Le visage de Mingji devint soudainement livide. Au lieu de baisser la tête, elle se mordit la lèvre avec force.

Comme la plupart des assassins du monde des arts martiaux, Fu Daiyue n'avait ni formation ni maître. Il est apparu soudainement dans ce monde, comme s'il avait tué depuis sa naissance.

L'épée de Fu Daiyue était d'une rapidité incroyable. À la voir manier le sabre avec une telle dextérité, on n'aurait jamais deviné son identité. Il portait souvent une simple robe noire, et son front exprimait une aura de calme et de sérénité. Il avait l'allure d'un prince noble de très haute naissance, mais en réalité, il n'était qu'un assassin.

De plus, c'était un tueur très impitoyable.

Sa cruauté diffère de celle de l'assassine Yi Mei. Lorsqu'elle ne tue pas, Yi Mei est tout à fait normale

; elle rit et plaisante. Mais lui, il affiche toujours une froideur implacable

; il ne rit que lorsqu'il tue.

Dans le monde des arts martiaux, on qualifie son rire de « rire mortel ». Ces trois mots sonnent impressionnants et insouciants, mais malheureusement, ce que l'on entend dans ce milieu est souvent inexact.

Seul Mingji savait que Fu Daiyue n'était ni imposant ni insouciant ; au contraire, il était toujours très malheureux.

Parce qu'il était toujours malheureux, il acceptait souvent des emplois, commettait souvent des meurtres, puis attendait le prochain emploi, attendait le prochain sourire.

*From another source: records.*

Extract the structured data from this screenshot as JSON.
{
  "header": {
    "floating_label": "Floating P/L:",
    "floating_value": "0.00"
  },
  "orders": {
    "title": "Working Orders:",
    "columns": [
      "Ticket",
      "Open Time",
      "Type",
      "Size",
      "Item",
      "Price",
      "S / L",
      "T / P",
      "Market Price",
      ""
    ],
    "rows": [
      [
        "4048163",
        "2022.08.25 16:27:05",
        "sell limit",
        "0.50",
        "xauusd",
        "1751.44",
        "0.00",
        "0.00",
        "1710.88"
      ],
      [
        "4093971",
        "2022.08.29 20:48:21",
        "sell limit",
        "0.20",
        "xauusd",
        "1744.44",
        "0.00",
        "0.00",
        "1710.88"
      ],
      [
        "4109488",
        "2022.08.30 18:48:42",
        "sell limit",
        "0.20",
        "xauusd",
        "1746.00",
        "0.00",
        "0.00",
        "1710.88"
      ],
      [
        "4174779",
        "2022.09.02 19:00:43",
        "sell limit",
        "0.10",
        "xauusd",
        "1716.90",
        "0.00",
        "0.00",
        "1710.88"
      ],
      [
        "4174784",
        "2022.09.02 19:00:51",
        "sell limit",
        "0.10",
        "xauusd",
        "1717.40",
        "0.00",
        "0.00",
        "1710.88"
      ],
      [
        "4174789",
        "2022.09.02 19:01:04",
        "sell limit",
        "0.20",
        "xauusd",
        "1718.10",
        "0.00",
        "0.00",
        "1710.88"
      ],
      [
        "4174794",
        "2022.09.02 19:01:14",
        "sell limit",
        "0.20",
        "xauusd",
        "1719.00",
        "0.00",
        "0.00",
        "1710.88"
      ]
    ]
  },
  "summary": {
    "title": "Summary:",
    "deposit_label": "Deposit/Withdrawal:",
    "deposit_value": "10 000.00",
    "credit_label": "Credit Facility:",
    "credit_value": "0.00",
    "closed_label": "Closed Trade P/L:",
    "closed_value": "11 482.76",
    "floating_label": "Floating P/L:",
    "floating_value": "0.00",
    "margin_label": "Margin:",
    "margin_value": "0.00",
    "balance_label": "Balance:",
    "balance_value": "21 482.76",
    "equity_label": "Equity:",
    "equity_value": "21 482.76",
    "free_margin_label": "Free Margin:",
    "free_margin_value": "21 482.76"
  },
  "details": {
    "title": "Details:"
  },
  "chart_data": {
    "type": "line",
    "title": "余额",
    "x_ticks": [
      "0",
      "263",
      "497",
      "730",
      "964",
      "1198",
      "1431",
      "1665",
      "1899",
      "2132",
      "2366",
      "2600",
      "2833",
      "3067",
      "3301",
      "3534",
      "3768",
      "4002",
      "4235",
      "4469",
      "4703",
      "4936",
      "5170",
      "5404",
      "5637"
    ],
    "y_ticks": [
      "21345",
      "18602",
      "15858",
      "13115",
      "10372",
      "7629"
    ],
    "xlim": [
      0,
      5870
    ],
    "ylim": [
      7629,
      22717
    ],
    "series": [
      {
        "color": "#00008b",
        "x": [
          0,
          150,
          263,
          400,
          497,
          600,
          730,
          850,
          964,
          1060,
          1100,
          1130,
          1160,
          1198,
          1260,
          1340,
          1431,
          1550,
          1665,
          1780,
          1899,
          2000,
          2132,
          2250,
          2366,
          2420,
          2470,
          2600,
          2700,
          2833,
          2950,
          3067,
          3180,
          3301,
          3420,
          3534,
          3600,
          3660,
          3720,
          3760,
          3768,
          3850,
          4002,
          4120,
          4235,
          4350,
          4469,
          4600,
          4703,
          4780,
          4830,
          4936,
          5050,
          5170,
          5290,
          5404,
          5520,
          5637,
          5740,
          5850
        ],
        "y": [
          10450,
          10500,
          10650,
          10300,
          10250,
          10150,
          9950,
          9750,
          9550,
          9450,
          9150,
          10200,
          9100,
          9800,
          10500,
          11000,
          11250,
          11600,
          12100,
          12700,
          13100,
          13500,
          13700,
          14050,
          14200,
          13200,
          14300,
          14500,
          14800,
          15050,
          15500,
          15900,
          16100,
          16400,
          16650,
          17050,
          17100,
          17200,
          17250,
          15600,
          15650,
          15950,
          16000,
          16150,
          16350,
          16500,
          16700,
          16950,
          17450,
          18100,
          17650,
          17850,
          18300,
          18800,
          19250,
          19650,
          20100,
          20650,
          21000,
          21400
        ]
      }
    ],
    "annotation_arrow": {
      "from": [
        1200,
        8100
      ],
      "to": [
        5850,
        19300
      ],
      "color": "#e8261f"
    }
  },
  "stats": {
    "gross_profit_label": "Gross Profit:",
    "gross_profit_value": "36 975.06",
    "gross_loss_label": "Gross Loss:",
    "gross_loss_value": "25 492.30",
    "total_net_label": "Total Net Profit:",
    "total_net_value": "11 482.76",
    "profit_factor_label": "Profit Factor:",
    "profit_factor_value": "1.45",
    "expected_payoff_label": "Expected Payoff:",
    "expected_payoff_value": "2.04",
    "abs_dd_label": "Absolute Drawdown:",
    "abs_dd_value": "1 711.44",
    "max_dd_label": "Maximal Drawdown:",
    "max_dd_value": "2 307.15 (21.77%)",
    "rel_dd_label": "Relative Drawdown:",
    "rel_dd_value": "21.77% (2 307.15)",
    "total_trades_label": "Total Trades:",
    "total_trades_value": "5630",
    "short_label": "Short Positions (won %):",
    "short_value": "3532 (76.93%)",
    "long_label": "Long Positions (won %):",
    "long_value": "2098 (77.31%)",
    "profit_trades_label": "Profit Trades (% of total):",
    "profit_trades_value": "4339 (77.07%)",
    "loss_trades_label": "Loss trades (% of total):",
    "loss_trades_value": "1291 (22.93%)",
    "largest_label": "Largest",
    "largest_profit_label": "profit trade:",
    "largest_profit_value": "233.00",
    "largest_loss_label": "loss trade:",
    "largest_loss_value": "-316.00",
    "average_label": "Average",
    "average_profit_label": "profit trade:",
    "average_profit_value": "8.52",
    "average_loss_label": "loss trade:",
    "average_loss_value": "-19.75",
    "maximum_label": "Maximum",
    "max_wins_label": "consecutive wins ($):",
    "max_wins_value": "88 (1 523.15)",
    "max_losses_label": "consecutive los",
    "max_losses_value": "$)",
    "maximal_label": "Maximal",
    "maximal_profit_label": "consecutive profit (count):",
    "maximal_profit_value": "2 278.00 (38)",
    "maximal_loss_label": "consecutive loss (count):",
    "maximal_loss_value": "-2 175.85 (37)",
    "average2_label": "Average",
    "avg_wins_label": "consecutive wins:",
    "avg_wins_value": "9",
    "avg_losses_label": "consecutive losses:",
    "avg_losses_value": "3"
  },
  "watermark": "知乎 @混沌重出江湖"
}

Quand les affaires sont calmes, il aime se réfugier dans une maison confortable et boire sans cesse. Il n'a que vingt ans, mais il est alcoolique depuis six ans. Durant ces six années, il s'est enivré d'innombrables fois, au point de ne plus pouvoir s'enivrer du tout. Pourtant, ce n'est pas l'alcool qui apaise sa souffrance, c'est l'ivresse, et c'est pourquoi il ne peut s'empêcher de boire toujours plus.

Seul Mingji savait que Fu Daiyue était en réalité un ivrogne.

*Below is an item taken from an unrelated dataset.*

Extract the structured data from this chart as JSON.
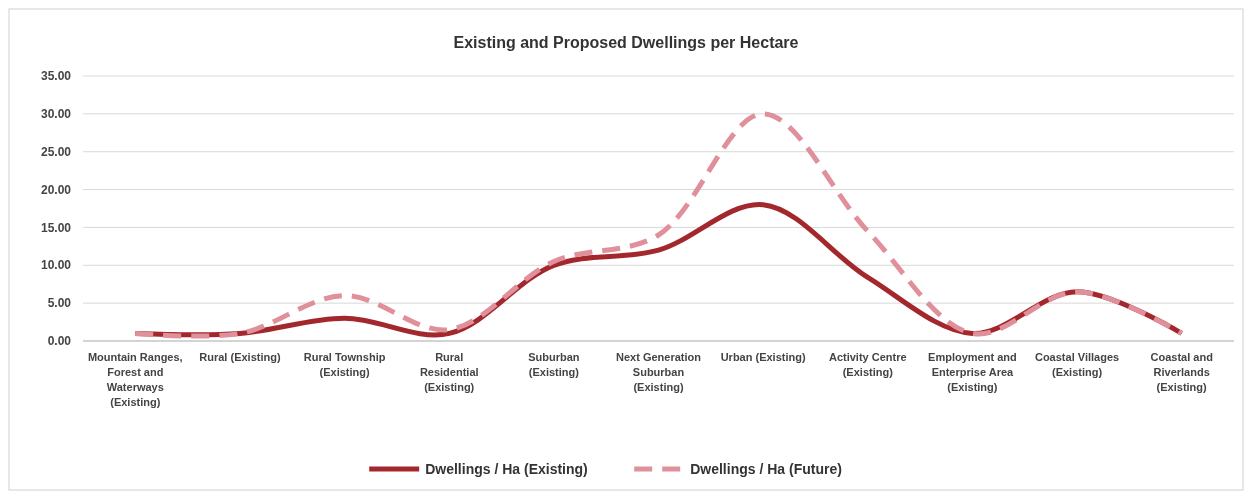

Mingji était une femme d'une beauté exceptionnelle. Contrairement à Fu Daiyue, dont les origines demeuraient inconnues, elle était issue d'une famille prestigieuse et son élégance était innée. Cependant, contrairement à toute autre femme de haute naissance, elle n'épousa pas un homme de même rang social de manière digne et glorieuse au moment opportun. Au lieu de cela, Mingji choisit une voie qui choqua le monde et lui valut le mépris de sa famille.

À dix-sept ans, Mingji s'enfuit avec Fu Daiyue, qui n'avait que seize ans. De plus, elle ne l'épousa pas, car Fu Daiyue ne souhaitait épouser aucune femme

; elle devint donc une simple servante, en apparence insignifiante.

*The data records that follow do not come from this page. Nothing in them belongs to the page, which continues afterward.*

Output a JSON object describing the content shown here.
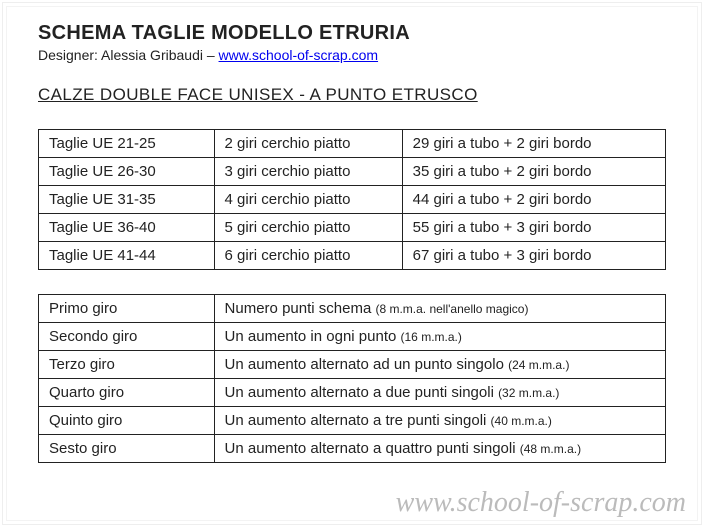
{
  "header": {
    "title": "SCHEMA TAGLIE MODELLO ETRURIA",
    "designer_prefix": "Designer: Alessia Gribaudi – ",
    "designer_link": "www.school-of-scrap.com",
    "subtitle": "CALZE DOUBLE FACE UNISEX -  A PUNTO ETRUSCO"
  },
  "table1": {
    "type": "table",
    "border_color": "#222222",
    "cell_fontsize": 15,
    "columns": [
      "size",
      "cerchio",
      "tubo"
    ],
    "col_widths_pct": [
      28,
      30,
      42
    ],
    "rows": [
      [
        "Taglie UE 21-25",
        "2 giri cerchio piatto",
        "29 giri a tubo + 2 giri bordo"
      ],
      [
        "Taglie UE 26-30",
        "3 giri cerchio piatto",
        "35 giri a tubo + 2 giri bordo"
      ],
      [
        "Taglie UE 31-35",
        "4 giri cerchio piatto",
        "44 giri a tubo + 2 giri bordo"
      ],
      [
        "Taglie UE 36-40",
        "5 giri cerchio piatto",
        "55 giri a tubo + 3 giri bordo"
      ],
      [
        "Taglie UE 41-44",
        "6 giri cerchio piatto",
        "67 giri a tubo + 3 giri bordo"
      ]
    ]
  },
  "table2": {
    "type": "table",
    "border_color": "#222222",
    "cell_fontsize": 15,
    "note_fontsize": 12,
    "columns": [
      "giro",
      "descrizione"
    ],
    "col_widths_pct": [
      28,
      72
    ],
    "rows": [
      {
        "c0": "Primo giro",
        "c1": "Numero punti schema ",
        "note": "(8 m.m.a. nell'anello magico)"
      },
      {
        "c0": "Secondo giro",
        "c1": "Un aumento in ogni punto ",
        "note": "(16 m.m.a.)"
      },
      {
        "c0": "Terzo giro",
        "c1": "Un aumento alternato ad un punto singolo ",
        "note": "(24 m.m.a.)"
      },
      {
        "c0": "Quarto giro",
        "c1": "Un aumento alternato a due punti singoli ",
        "note": "(32 m.m.a.)"
      },
      {
        "c0": "Quinto giro",
        "c1": "Un aumento alternato a tre punti singoli ",
        "note": "(40 m.m.a.)"
      },
      {
        "c0": "Sesto giro",
        "c1": "Un aumento alternato a quattro punti singoli ",
        "note": "(48 m.m.a.)"
      }
    ]
  },
  "watermark": "www.school-of-scrap.com",
  "colors": {
    "background": "#ffffff",
    "text": "#222222",
    "link": "#0000ee",
    "border": "#222222",
    "watermark": "rgba(180,180,180,0.9)"
  }
}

Elle changea ensuite son nom en Myung-hee, un nom sans nom de famille, pour montrer sa détermination inébranlable.

En réalité, Fu Daiyue ne l'aimait pas. Mingji savait pertinemment que, bien qu'elle fût la femme de Fu Daiyue, elle n'avait jamais reçu son amour véritable. Fu Daiyue n'aimait personne, ni elle, ni même lui-même.

Cependant, Myung-hime s'en fichait.

Parfois, quand on aime quelqu'un, on s'en fiche, et on ne peut pas s'en soucier.

La femme en deuil les suivait en silence, apparemment indifférente à leur présence et à leurs agissements. Cependant, en entendant le « non » de Fu Daiyue, elle fixa soudain Mingji du regard et éclata d'un rire strident, semblable à deux morceaux de métal qui s'entrechoquent, extrêmement désagréable.

La femme en deuil rit de toutes ses forces, comme si le « non » de Fu Daiyue était la phrase la plus drôle du monde.

Tout le monde se tourna vers elle, mais elle n'en avait cure et continua de rire jusqu'à en perdre la voix.

« Pourquoi te moques-tu de moi ? » Mingji se retourna et dit calmement : « N'es-tu pas toi-même du même genre ? »

La femme en deuil devint soudain très sérieuse et dit de sa voix rauque : « Oui, je le suis, alors je trouve cela très drôle. »

Mingji a raillé : « Ce n'est pas drôle du tout. »

Yi Mei a écouté leur conversation puis a demandé : « Vous vous connaissez ? »

La femme en deuil a ricané : « Nous nous connaissons. Nous sommes très proches. »

Mingji la regarda longuement avant de dire : « Dis-moi, qui est mort ? »

La femme en deuil ricana : « Je croyais que cela vous était totalement indifférent, mais en réalité, cela fait bien longtemps que vous avez cessé de vous en soucier, n'est-ce pas ? »

Mingji a dit : « C'est exact. »

La femme en deuil a dit : « Alors pourquoi posez-vous encore la question ? »

Mingji esquissa un sourire et dit : « Je suis curieux. »

La femme en deuil la regarda, son visage illuminé d'une étrange lueur vacillante. Puis, les coins de ses lèvres esquissèrent un sourire, et elle prononça chaque mot entre ses dents serrées

: «

Tu es curieuse

? Je vais te le dire

: ils sont tous morts. Tous ceux auxquels tu peux penser sont morts.

»

Par une fraîche soirée d'été, Mingji frissonna.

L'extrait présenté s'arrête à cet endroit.